A few weeks ago, my daughter had a career day at school. When I asked her what she wanted to be, I was only half listening, since in my head I was trying to figure out what dress up we could repurpose as “Doctor” or “President” or “Nobel Peace Prize Winner”.

“A MOMMY!” she shouted.

I have been a stay-at-home-mom for 6 years now. I wipe tushies and noses and hands. I do laundry, then some more laundry, then do all the laundry again. I take kids to ballet and swim and doctor’s appointments and baby signs and birthday parties. I cut coupons and make lists and menu plans and 12 trips to the grocery store and then still end up serving tacos and spaghetti two nights a week.

I wear a lot of yoga pants.

“Oh,” I said. “A mommy,” I said. “But wouldn’t you like to be something else AND a mommy?? You don’t have to be JUST a mommy.”

I flinched when I said it. The words floated out of my mouth and hung right in front of my face where I thought about how it was a stupid thing to say. I know better.

Being a mom isn’t just keeping children alive – although some days that is all I seem to manage. We can’t just feed and clothe them, we have to raise them up and impart everything we know into their empty heads. We are turning small squishy lumps of need into tiny humans who then turn into actual real humans and grow up to be, well, everything. We teach patience because one day they’ll need it while discovering the gene that cures cancer. We teach kindness because one day they might build hospitals for villages in need. We teach the alphabet so they can write the great American novel. We clean up a zillion finger paint messes so they can become great artists. Someone right now is wiping the butt of a future president.
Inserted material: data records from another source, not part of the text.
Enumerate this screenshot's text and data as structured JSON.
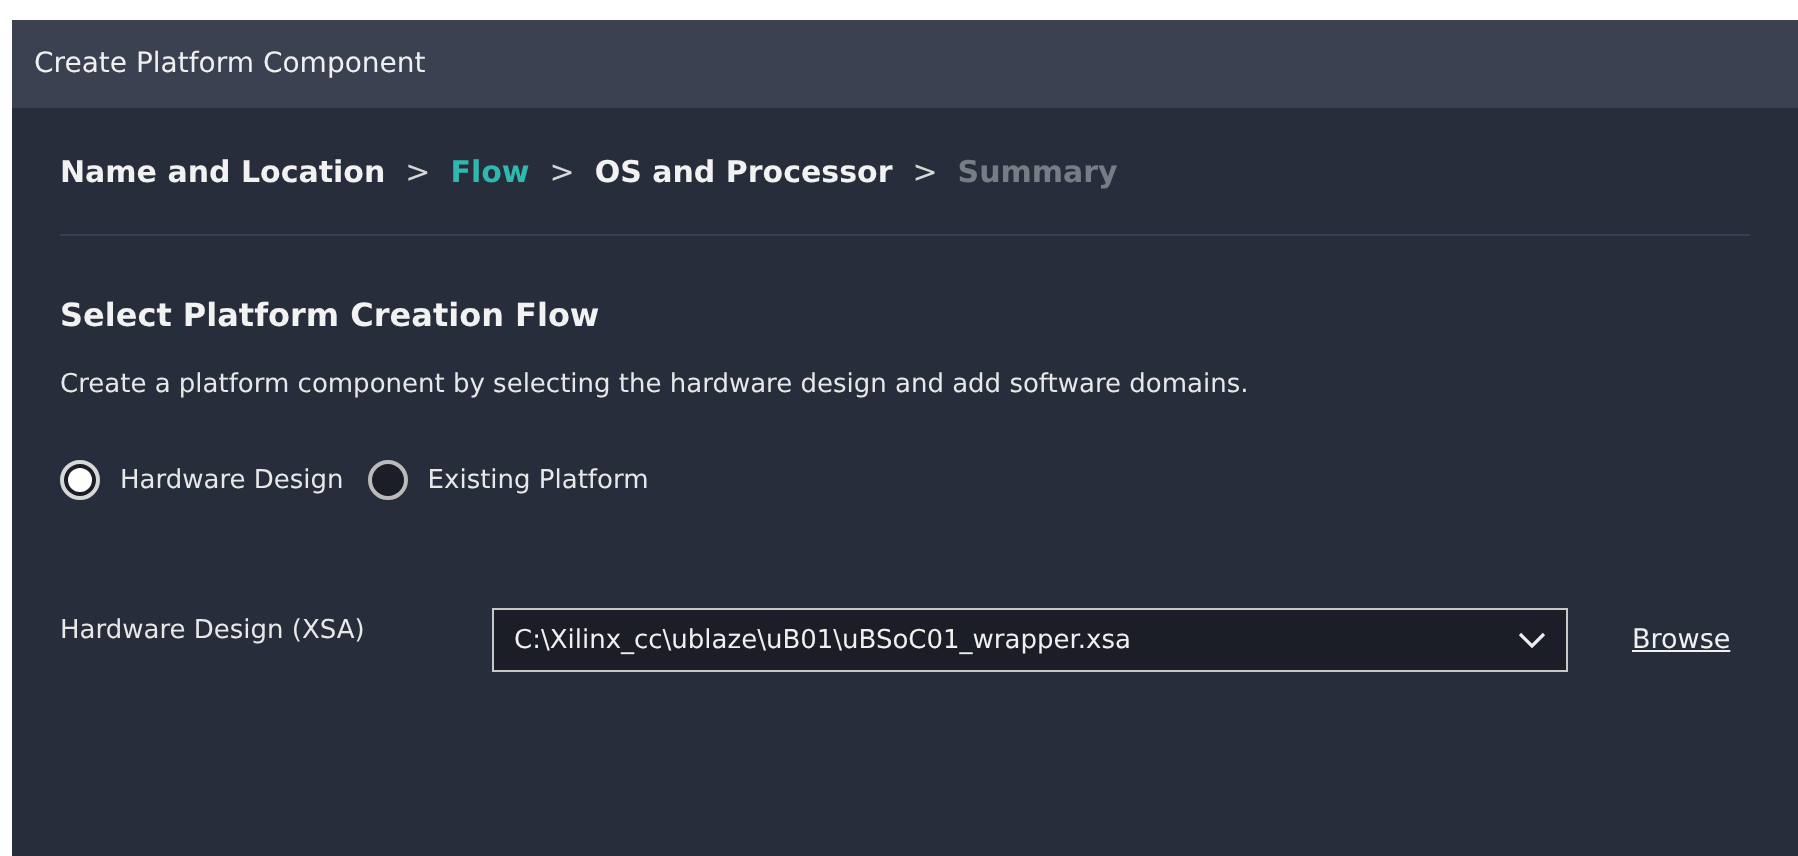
{
  "window": {
    "title": "Create Platform Component"
  },
  "steps": [
    {
      "label": "Name and Location",
      "selected": false,
      "disabled": false,
      "separator": ">"
    },
    {
      "label": "Flow",
      "selected": true,
      "disabled": false,
      "separator": ">"
    },
    {
      "label": "OS and Processor",
      "selected": false,
      "disabled": false,
      "separator": ">"
    },
    {
      "label": "Summary",
      "selected": false,
      "disabled": true
    }
  ],
  "heading": "Select Platform Creation Flow",
  "description": "Create a platform component by selecting the hardware design and add software domains.",
  "flow_options": [
    {
      "label": "Hardware Design",
      "selected": true
    },
    {
      "label": "Existing Platform",
      "selected": false
    }
  ],
  "hardware_design": {
    "label": "Hardware Design (XSA)",
    "value": "C:\\Xilinx_cc\\ublaze\\uB01\\uBSoC01_wrapper.xsa",
    "browse": "Browse"
  }
}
I want Caroline to know that she has the option to be whatever she wants when she grows up, especially right now when she’s capable of dreaming about future careers without worrying about their practicality. I remember telling my mother I was going to be a ballerina marine biologist and her saying “That is a great idea”. I want her to find a passion and explore it and love it and then change her mind. I want her to change her mind a million and one times before she actually finds a career. I want her to reach for the stars…or the bottom of the sea…or the top of a mountain…or wherever it is that super successful and happy people reach. Because as cliche as it sounds, I only want her to be happy.
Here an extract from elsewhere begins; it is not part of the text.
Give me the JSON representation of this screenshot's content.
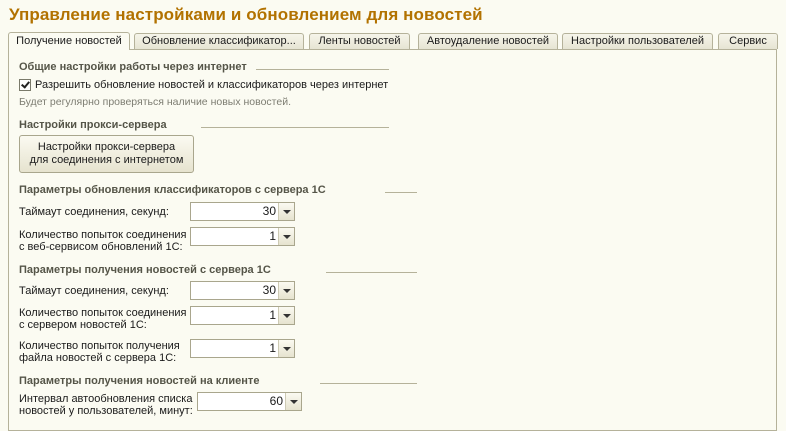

I don’t want anyone to ever tell my daughter she HAS to be a mother or that she can ONLY be a mother, but if she wants to be a mother – even if she wants to be JUST a mommy – then I would be very, very proud of her.

When she came home from career day, I asked her what her friends dressed up as. “Logan was a motorcycle guy!” she explained, “And all the girls were princesses!”

So maybe Mommy is a bold choice for a 4 year old after all.

And hey, I must make being a mommy look like a lot of fun if it’s something she’s looking forward to. Although it might just be because she wants to be the boss.